A realistic model that delineates the structure, stratigraphy, and rock properties plays a pivotal role in understanding the Earth’s subsurface, and is essential to natural resource exploration, carbon storage, and civil engineering. Traditionally, building such models requires extensive human interaction with multiple data modalities. For example, to build a structural model, one needs to interpret multiple horizons and faults that define the key structures, which can be time-consuming even for experienced seismic interpreters.

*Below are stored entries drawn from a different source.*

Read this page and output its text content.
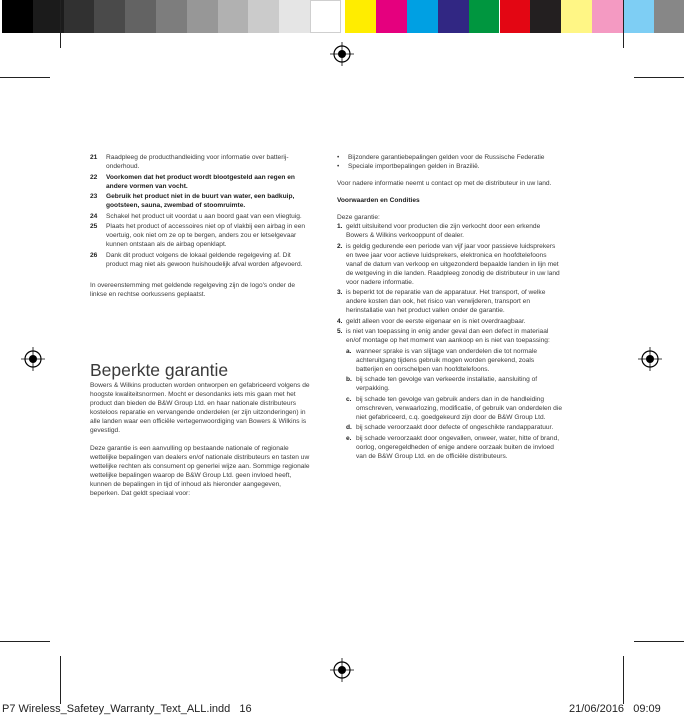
21	Raadpleeg de producthandleiding voor informatie over batterij-onderhoud.
22	Voorkomen dat het product wordt blootgesteld aan regen en andere vormen van vocht.
23	Gebruik het product niet in de buurt van water, een badkuip, gootsteen, sauna, zwembad of stoomruimte.
24	Schakel het product uit voordat u aan boord gaat van een vliegtuig.
25	Plaats het product of accessoires niet op of vlakbij een airbag in een voertuig, ook niet om ze op te bergen, anders zou er letselgevaar kunnen ontstaan als de airbag openklapt.
26	Dank dit product volgens de lokaal geldende regelgeving af. Dit product mag niet als gewoon huishoudelijk afval worden afgevoerd.

In overeenstemming met geldende regelgeving zijn de logo's onder de linkse en rechtse oorkussens geplaatst.

Beperkte garantie

Bowers & Wilkins producten worden ontworpen en gefabriceerd volgens de hoogste kwaliteitsnormen. Mocht er desondanks iets mis gaan met het product dan bieden de B&W Group Ltd. en haar nationale distributeurs kosteloos reparatie en vervangende onderdelen (er zijn uitzonderingen) in alle landen waar een officiële vertegenwoordiging van Bowers & Wilkins is gevestigd.

Deze garantie is een aanvulling op bestaande nationale of regionale wettelijke bepalingen van dealers en/of nationale distributeurs en tasten uw wettelijke rechten als consument op generlei wijze aan. Sommige regionale wettelijke bepalingen waarop de B&W Group Ltd. geen invloed heeft, kunnen de bepalingen in tijd of inhoud als hieronder aangegeven, beperken. Dat geldt speciaal voor:

•	Bijzondere garantiebepalingen gelden voor de Russische Federatie
•	Speciale importbepalingen gelden in Brazilië.

Voor nadere informatie neemt u contact op met de distributeur in uw land.

Voorwaarden en Condities

Deze garantie:

1. geldt uitsluitend voor producten die zijn verkocht door een erkende Bowers & Wilkins verkooppunt of dealer.
2. is geldig gedurende een periode van vijf jaar voor passieve luidsprekers en twee jaar voor actieve luidsprekers, elektronica en hoofdtelefoons vanaf de datum van verkoop en uitgezonderd bepaalde landen in lijn met de wetgeving in die landen. Raadpleeg zonodig de distributeur in uw land voor nadere informatie.
3. is beperkt tot de reparatie van de apparatuur. Het transport, of welke andere kosten dan ook, het risico van verwijderen, transport en herinstallatie van het product vallen onder de garantie.
4. geldt alleen voor de eerste eigenaar en is niet overdraagbaar.
5. is niet van toepassing in enig ander geval dan een defect in materiaal en/of montage op het moment van aankoop en is niet van toepassing:
a. wanneer sprake is van slijtage van onderdelen die tot normale achteruitgang tijdens gebruik mogen worden gerekend, zoals batterijen en oorschelpen van hoofdtelefoons.
b. bij schade ten gevolge van verkeerde installatie, aansluiting of verpakking.
c. bij schade ten gevolge van gebruik anders dan in de handleiding omschreven, verwaarlozing, modificatie, of gebruik van onderdelen die niet gefabriceerd, c.q. goedgekeurd zijn door de B&W Group Ltd.
d. bij schade veroorzaakt door defecte of ongeschikte randapparatuur.
e. bij schade veroorzaakt door ongevallen, onweer, water, hitte of brand, oorlog, ongeregeldheden of enige andere oorzaak buiten de invloed van de B&W Group Ltd. en de officiële distributeurs.
P7 Wireless_Safetey_Warranty_Text_ALL.indd   16	21/06/2016   09:09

We attempt to automate and accelerate the subsurface model building workflow with artificial intelligence (AI), specifically, with deep learning. We use deep learning models in many key steps of the workflow, including seismic and well log data quality check and conditioning, structural and stratigraphic interpretation, generation of attributes, as well as predicting rock properties. We will see the value of AI in building subsurface models with greatly reduced turn around time, while also discussing some lessons learned along the journey.
Brief Bio:
Tao Zhao is the data science manager for interpretation at SLB. Tao joined SLB in 2019 as a senior data scientist, developing deep learning applications for seismic processing and imaging. From 2017 to 2019, Tao was a research geophysicist at Geophysical Insights. Tao has PhD and MS degrees in geophysics from the University of Oklahoma and the University of Tulsa, and BE degree in exploration geophysics from China University of Petroleum (East China). Tao received the J. Clarence Karcher Award from the Society of Exploration Geophysicists (SEG) in 2023, and the best paper award from the 2024 SEG-AAPG IMAGE annual meeting.